Baltimore. Maryland (PRWEB) July 19, 2012
The Rare Genomics Institute (RGI), a non-profit organization that uses genome sequencing and other biotechnology to help children with rare genetic diseases, and an Ivy League medical research center have jointly identified a new gene variant in four-year-old Maya Neider that may indicate a brand-new disease.
This finding marks the first time that a patient-initiated, crowdfunded genome project has uncovered the genetic basis of a rare disease.
Suffering from global developmental delays, Maya has undergone multiple operations, is unable to speak, and has difficulty hearing. Despite visiting countless physicians, her condition had remained unexplained for years. Doctors agreed that “something genetic” was responsible for her condition, yet six genetic tests – each screening for a myriad of known genetic defects – yielded no definitive explanation.
By turning to the Internet to raise funds from a large base of donors, RGI is pioneering a funding model for rare disease research. In an overwhelming response, donors across the United States contributed more than $3,500 to the research project for Maya, with most amounts between $5 and $50 each. The project reached its fundraising goals within just six hours of launching an online campaign.
The funds for Maya and her parents facilitated full exome sequencing to hunt for the disease gene, and less than one year into the project, researchers have found what they believe to be the culprit behind Maya’s illness: a gene active in fetal development and early childhood.
“When you've been looking for the answer for three and a half years, you don't really expect one anymore,” said Maya’s mother, Dana Nieder, who began working with RGI in the spring of 2011.
Maya’s is one of ten pilot projects that the RGI has created to help children with rare diseases through genome sequencing. By providing a comprehensive look at a patient’s genetic code, sequencing enables researchers to identify genetic defects that might otherwise elude standard medical testing.
Since standard genetic testing can only find previously identified mutations, Maya's condition would have remained unexplained without sequencing.
“Though we need to do further research to confirm this first gene discovery, it is a major milestone,” said RGI founder Jimmy Lin, MD, PhD, a physician-scientist on the faculty at Washington University in St. Louis and a 2012 TED Fellow. “The most exciting part of Maya’s project is that we are enabling research that could not exist otherwise. Through RGI’s network of academic institutions and crowdfunding, we hope to remove the barriers to technology access and funding to empower families like Maya’s to advance research for their loved one’s rare disease.”

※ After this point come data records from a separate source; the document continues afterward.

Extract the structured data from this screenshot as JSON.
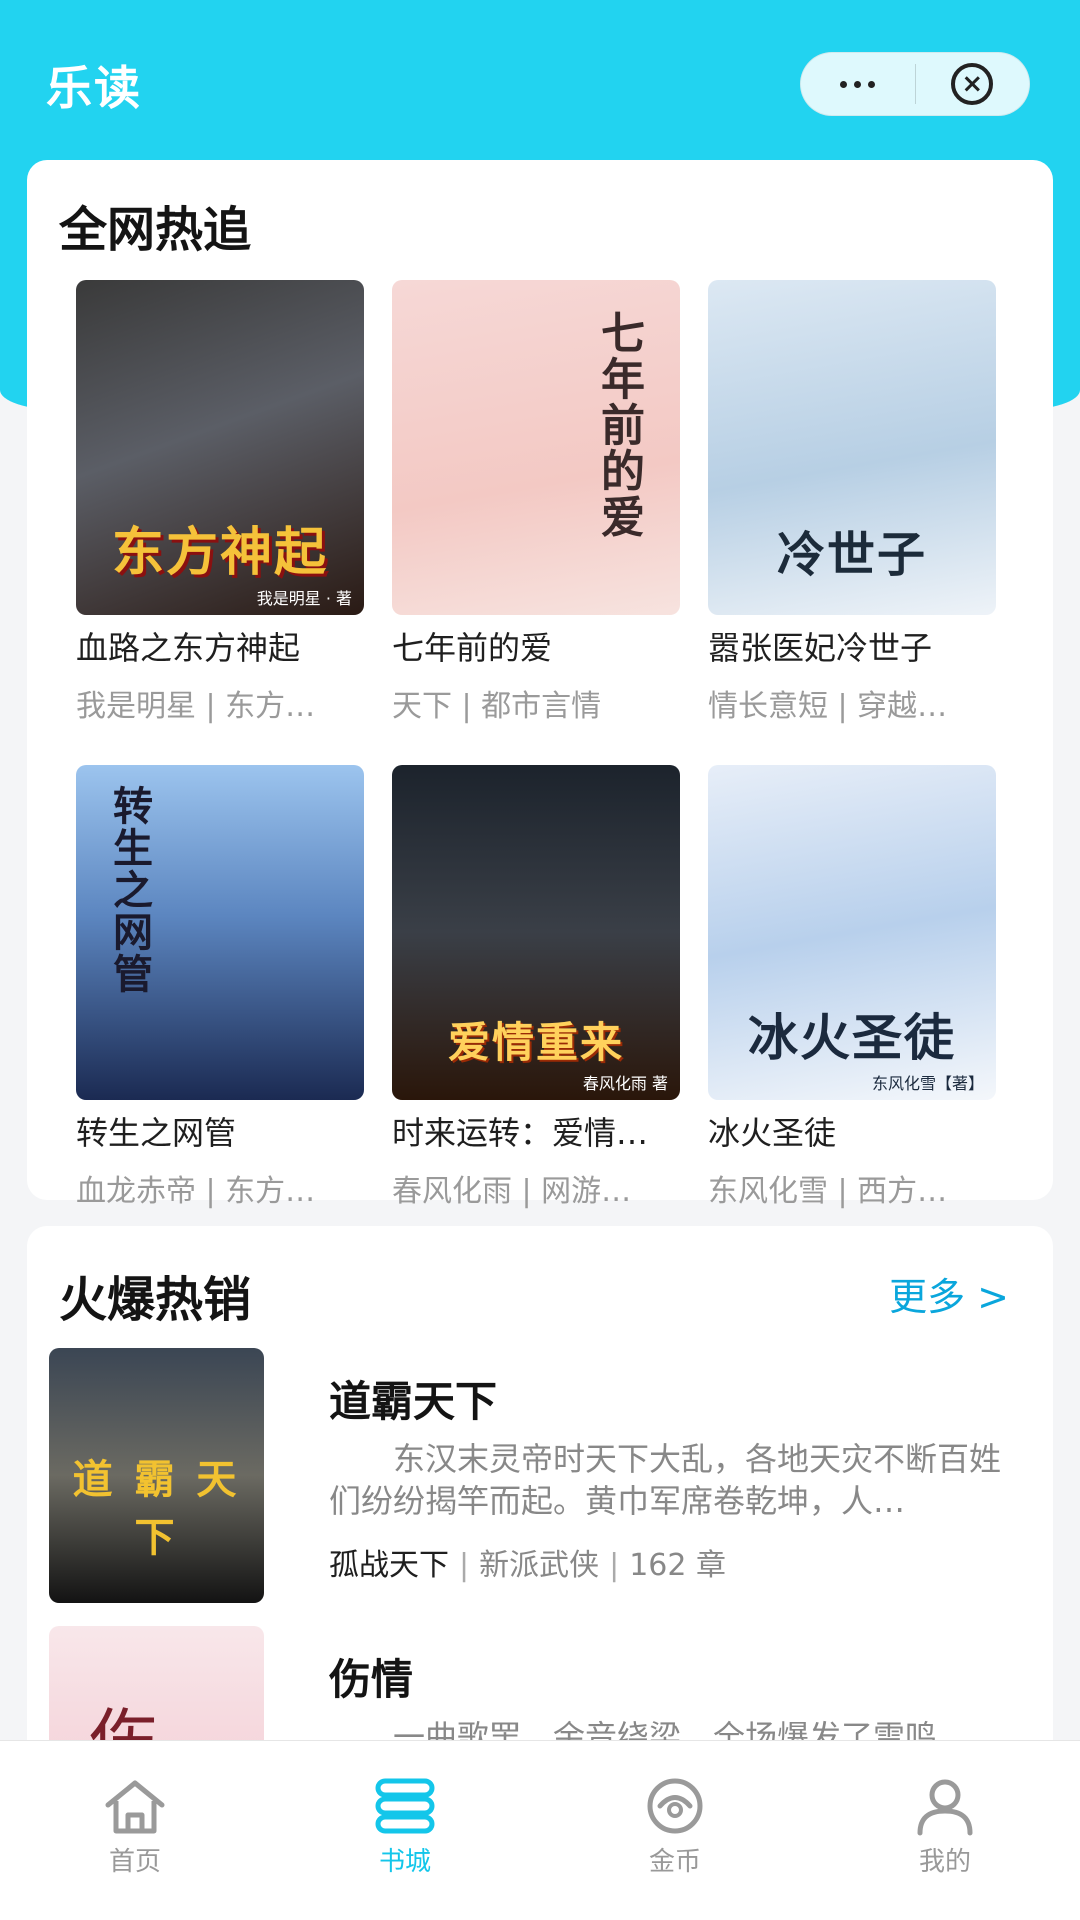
{
  "header": {
    "app_title": "乐读",
    "menu_icon": "more-dots-icon",
    "close_icon": "close-circle-icon"
  },
  "hot_section": {
    "title": "全网热追",
    "books": [
      {
        "name": "血路之东方神起",
        "meta": "我是明星 | 东方…",
        "cover_text": "东方神起",
        "cover_author": "我是明星 · 著"
      },
      {
        "name": "七年前的爱",
        "meta": "天下 | 都市言情",
        "cover_text": "七年前的爱",
        "cover_author": ""
      },
      {
        "name": "嚣张医妃冷世子",
        "meta": "情长意短 | 穿越…",
        "cover_text": "冷世子",
        "cover_author": ""
      },
      {
        "name": "转生之网管",
        "meta": "血龙赤帝 | 东方…",
        "cover_text": "转生之网管",
        "cover_author": ""
      },
      {
        "name": "时来运转：爱情…",
        "meta": "春风化雨 | 网游…",
        "cover_text": "爱情重来",
        "cover_author": "春风化雨 著"
      },
      {
        "name": "冰火圣徒",
        "meta": "东风化雪 | 西方…",
        "cover_text": "冰火圣徒",
        "cover_author": "东风化雪【著】"
      }
    ]
  },
  "sales_section": {
    "title": "火爆热销",
    "more_label": "更多 >",
    "items": [
      {
        "title": "道霸天下",
        "desc": "东汉末灵帝时天下大乱，各地天灾不断百姓们纷纷揭竿而起。黄巾军席卷乾坤，人…",
        "author": "孤战天下",
        "genre": "新派武侠",
        "chapters": "162 章",
        "cover_text": "道 霸 天 下"
      },
      {
        "title": "伤情",
        "desc": "一曲歌罢，余音绕梁，全场爆发了雷鸣…",
        "author": "",
        "genre": "",
        "chapters": "",
        "cover_text": "伤"
      }
    ]
  },
  "tabbar": {
    "tabs": [
      {
        "label": "首页",
        "icon": "home-icon",
        "active": false
      },
      {
        "label": "书城",
        "icon": "bookstore-icon",
        "active": true
      },
      {
        "label": "金币",
        "icon": "coin-icon",
        "active": false
      },
      {
        "label": "我的",
        "icon": "profile-icon",
        "active": false
      }
    ]
  },
  "colors": {
    "brand": "#22d3f0",
    "active_tab": "#13c6ea",
    "link": "#0aa6dc"
  }
}
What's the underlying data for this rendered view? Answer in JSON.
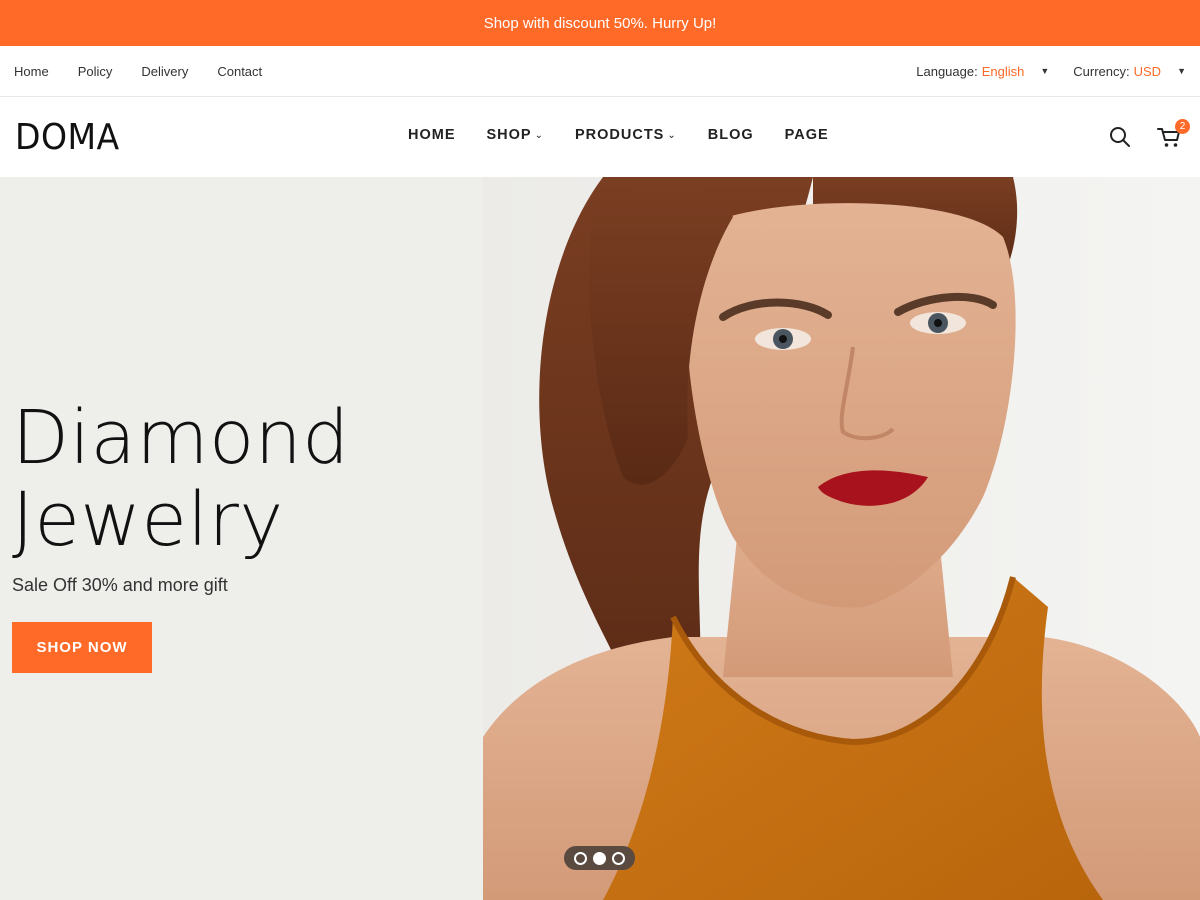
{
  "promo": {
    "text": "Shop with discount 50%. Hurry Up!"
  },
  "topbar": {
    "links": [
      "Home",
      "Policy",
      "Delivery",
      "Contact"
    ],
    "language": {
      "label": "Language:",
      "value": "English"
    },
    "currency": {
      "label": "Currency:",
      "value": "USD"
    }
  },
  "header": {
    "logo": "DOMA",
    "nav": [
      {
        "label": "HOME",
        "has_dropdown": false
      },
      {
        "label": "SHOP",
        "has_dropdown": true
      },
      {
        "label": "PRODUCTS",
        "has_dropdown": true
      },
      {
        "label": "BLOG",
        "has_dropdown": false
      },
      {
        "label": "PAGE",
        "has_dropdown": false
      }
    ],
    "cart_count": "2",
    "icons": [
      "search-icon",
      "cart-icon"
    ]
  },
  "hero": {
    "title_line1": "Diamond",
    "title_line2": "Jewelry",
    "subtitle": "Sale Off 30% and more gift",
    "button_label": "SHOP NOW",
    "slides": 3,
    "active_slide": 2
  },
  "colors": {
    "accent": "#ff6a28",
    "hero_bg": "#eeeeeb",
    "text": "#222222"
  }
}
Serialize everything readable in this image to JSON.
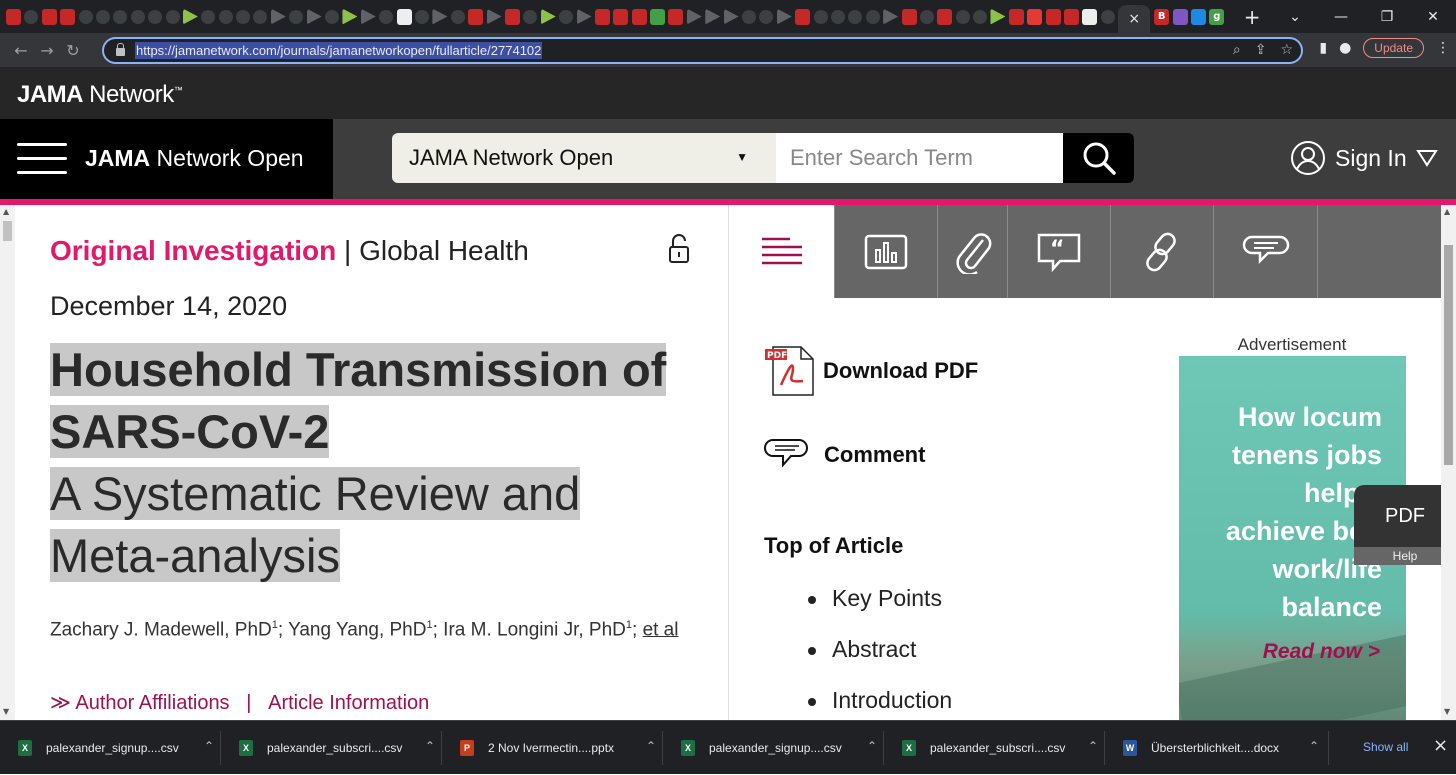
{
  "browser": {
    "url": "https://jamanetwork.com/journals/jamanetworkopen/fullarticle/2774102",
    "update_label": "Update",
    "new_tab_symbol": "+",
    "active_tab_close": "×"
  },
  "site": {
    "logo_bold": "JAMA",
    "logo_rest": " Network",
    "logo_tm": "™",
    "journal_bold": "JAMA",
    "journal_rest": " Network Open",
    "search_scope": "JAMA Network Open",
    "search_placeholder": "Enter Search Term",
    "sign_in": "Sign In",
    "accent_color": "#e5176b"
  },
  "article": {
    "kicker_type": "Original Investigation",
    "kicker_sep": " | ",
    "kicker_topic": "Global Health",
    "date": "December 14, 2020",
    "title_line1": "Household Transmission of",
    "title_line2": "SARS-CoV-2",
    "subtitle_line1": "A Systematic Review and",
    "subtitle_line2": "Meta-analysis",
    "author1": "Zachary J. Madewell, PhD",
    "author2": "Yang Yang, PhD",
    "author3": "Ira M. Longini Jr, PhD",
    "aff_num": "1",
    "sep": "; ",
    "etal": "et al",
    "affil_arrow": "≫",
    "affiliations": "Author Affiliations",
    "affil_sep": "|",
    "article_info": "Article Information"
  },
  "sidebar": {
    "download_pdf": "Download PDF",
    "pdf_badge": "PDF",
    "comment": "Comment",
    "toa_title": "Top of Article",
    "toa_items": [
      "Key Points",
      "Abstract",
      "Introduction"
    ],
    "ad_label": "Advertisement",
    "ad_text_1": "How locum",
    "ad_text_2": "tenens jobs",
    "ad_text_3": "help y",
    "ad_text_4": "achieve bett",
    "ad_text_5": "work/life",
    "ad_text_6": "balance",
    "ad_cta": "Read now >",
    "pdf_float": "PDF",
    "help_float": "Help"
  },
  "downloads": {
    "items": [
      {
        "name": "palexander_signup....csv",
        "type": "xlsx",
        "icon_letter": "X"
      },
      {
        "name": "palexander_subscri....csv",
        "type": "xlsx",
        "icon_letter": "X"
      },
      {
        "name": "2 Nov Ivermectin....pptx",
        "type": "pptx",
        "icon_letter": "P"
      },
      {
        "name": "palexander_signup....csv",
        "type": "xlsx",
        "icon_letter": "X"
      },
      {
        "name": "palexander_subscri....csv",
        "type": "xlsx",
        "icon_letter": "X"
      },
      {
        "name": "Übersterblichkeit....docx",
        "type": "docx",
        "icon_letter": "W"
      }
    ],
    "show_all": "Show all",
    "close": "×"
  }
}
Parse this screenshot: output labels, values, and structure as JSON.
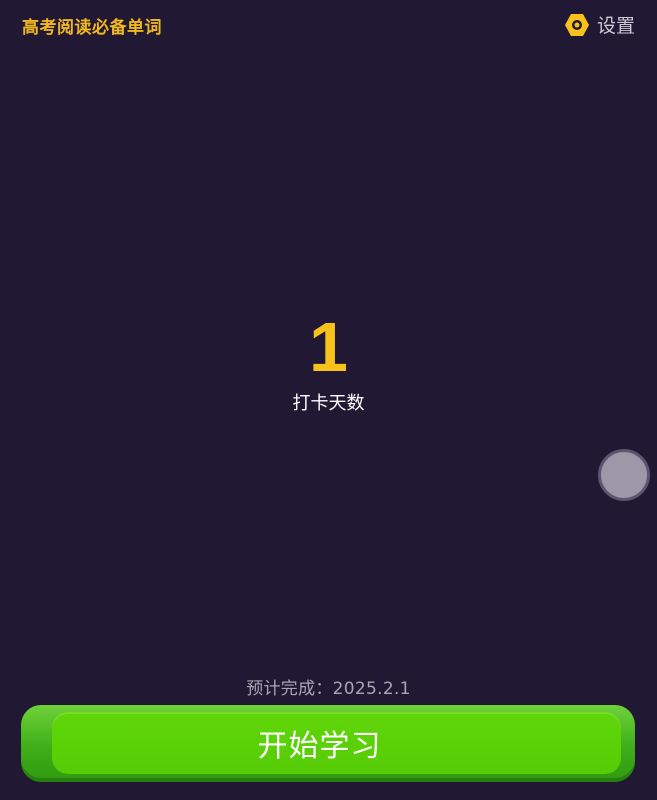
{
  "header": {
    "book_title": "高考阅读必备单词",
    "settings_label": "设置"
  },
  "streak": {
    "count": "1",
    "label": "打卡天数"
  },
  "footer": {
    "estimated_completion": "预计完成：2025.2.1",
    "start_button_label": "开始学习"
  },
  "colors": {
    "background": "#211833",
    "accent_gold": "#f7c31a",
    "button_green": "#55cc04"
  },
  "icons": {
    "settings": "gear-icon",
    "floating": "floating-assistant-ball"
  }
}
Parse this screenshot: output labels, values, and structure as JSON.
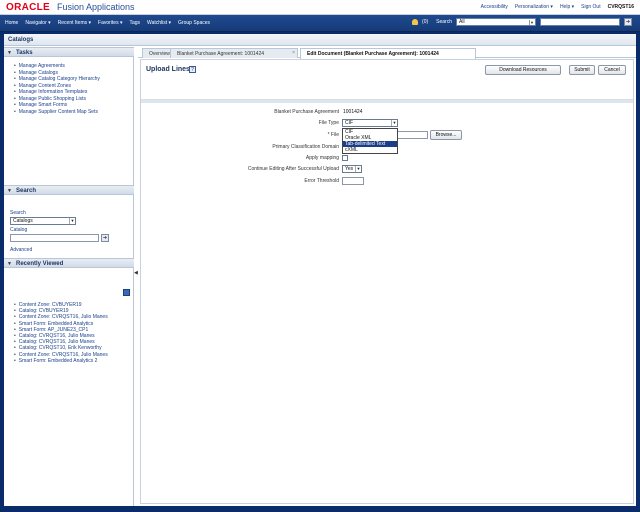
{
  "brand": {
    "logo": "ORACLE",
    "app_name": "Fusion Applications"
  },
  "top_links": {
    "accessibility": "Accessibility",
    "personalization": "Personalization ▾",
    "help": "Help ▾",
    "sign_out": "Sign Out",
    "user": "CVRQST16"
  },
  "nav": {
    "items": [
      "Home",
      "Navigator ▾",
      "Recent Items ▾",
      "Favorites ▾",
      "Tags",
      "Watchlist ▾",
      "Group Spaces"
    ],
    "notifications": "(0)",
    "search_label": "Search",
    "search_scope": "All"
  },
  "page_title": "Catalogs",
  "tasks": {
    "title": "Tasks",
    "items": [
      "Manage Agreements",
      "Manage Catalogs",
      "Manage Catalog Category Hierarchy",
      "Manage Content Zones",
      "Manage Information Templates",
      "Manage Public Shopping Lists",
      "Manage Smart Forms",
      "Manage Supplier Content Map Sets"
    ]
  },
  "search_panel": {
    "title": "Search",
    "search_label": "Search",
    "search_type": "Catalogs",
    "catalog_label": "Catalog",
    "catalog_value": "",
    "advanced": "Advanced"
  },
  "recent": {
    "title": "Recently Viewed",
    "items": [
      "Content Zone: CVBUYER19",
      "Catalog: CVBUYER19",
      "Content Zone: CVRQST16, Julio Manes",
      "Smart Form: Embedded Analytics",
      "Smart Form: AP_JUNE23_CP1",
      "Catalog: CVRQST16, Julio Manes",
      "Catalog: CVRQST16, Julio Manes",
      "Catalog: CVRQST10, Erik Kenworthy",
      "Content Zone: CVRQST16, Julio Manes",
      "Smart Form: Embedded Analytics 2"
    ]
  },
  "tabs": [
    {
      "label": "Overview"
    },
    {
      "label": "Blanket Purchase Agreement: 1001424"
    },
    {
      "label": "Edit Document (Blanket Purchase Agreement): 1001424"
    }
  ],
  "upload": {
    "title": "Upload Lines",
    "help": "?",
    "download_resources": "Download Resources",
    "submit": "Submit",
    "cancel": "Cancel"
  },
  "form": {
    "bpa_label": "Blanket Purchase Agreement",
    "bpa_value": "1001424",
    "file_type_label": "File Type",
    "file_type_value": "CIF",
    "file_type_options": [
      "CIF",
      "Oracle XML",
      "Tab-delimited Text",
      "cXML"
    ],
    "file_type_highlighted": "Tab-delimited Text",
    "file_label": "* File",
    "browse": "Browse...",
    "primary_classification_label": "Primary Classification Domain",
    "apply_mapping_label": "Apply mapping",
    "continue_label": "Continue Editing After Successful Upload",
    "continue_value": "Yes",
    "error_threshold_label": "Error Threshold",
    "error_threshold_value": ""
  }
}
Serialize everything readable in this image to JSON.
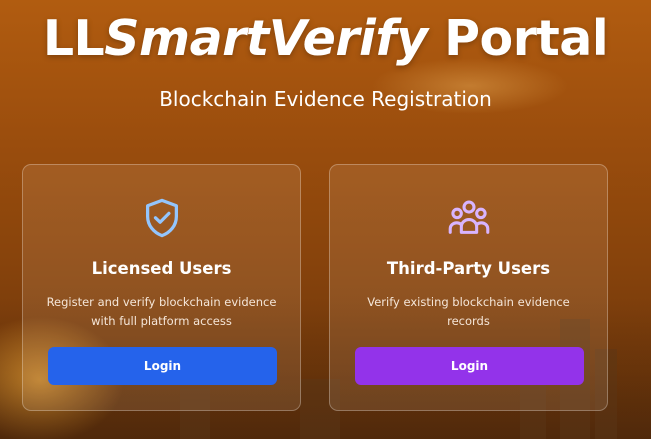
{
  "header": {
    "title_prefix": "LL",
    "title_italic": "SmartVerify",
    "title_suffix": " Portal",
    "subtitle": "Blockchain Evidence Registration"
  },
  "cards": [
    {
      "icon": "shield-check-icon",
      "title": "Licensed Users",
      "description": "Register and verify blockchain evidence with full platform access",
      "button_label": "Login",
      "button_color": "#2563eb",
      "icon_color": "#93c5fd"
    },
    {
      "icon": "users-group-icon",
      "title": "Third-Party Users",
      "description": "Verify existing blockchain evidence records",
      "button_label": "Login",
      "button_color": "#9333ea",
      "icon_color": "#d8b4fe"
    }
  ]
}
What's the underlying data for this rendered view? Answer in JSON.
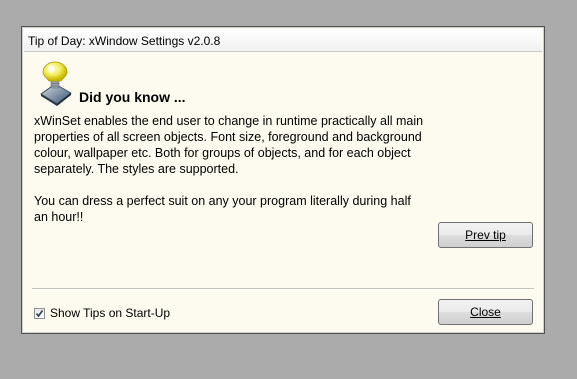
{
  "window": {
    "title": "Tip of Day: xWindow Settings v2.0.8"
  },
  "tip": {
    "icon": "lightbulb-icon",
    "heading": "Did you know ...",
    "paragraphs": [
      "xWinSet enables the end user to change in runtime practically all main properties of all screen objects. Font size, foreground and background colour, wallpaper etc. Both for groups of objects, and for each object separately. The styles are supported.",
      "You can dress a perfect suit on any your program literally during half an hour!!"
    ]
  },
  "buttons": {
    "prev_label": "Prev tip",
    "close_label": "Close"
  },
  "show_tips": {
    "label": "Show Tips on Start-Up",
    "checked": true
  }
}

As research into Maya's condition continues, her researchers are studying the protein coded by the gene in question. This work will help Maya's physicians better understand her condition and may someday point toward a treatment for Maya and other children like her.
The Rare Genomics Institute (RGI) is a non-profit organization that uses genome sequencing and other biotechnology to help children with rare genetic diseases. RGI hopes to provide new answers and treatments to those affected by rare, otherwise unexplainable genetic disorders. Through crowdfunding, RGI aims to bridge the gap between science and patient care by securing funds for patients needing sequencing. RGI is on the verge of discovering new treatments that could help thousands of future patients with rare diseases. For more information about RGI, please visit http://www.raregenomics.org.
Maya is a four-year old delight. She's wiggly and giggly and has a partner in crime, her dog Parker. She loves animals, other kids, being naughty, and life as a whole. Dana, Maya’s mother, writes an award-winning blog called Uncommon Sense at niederfamily.blogspot.com.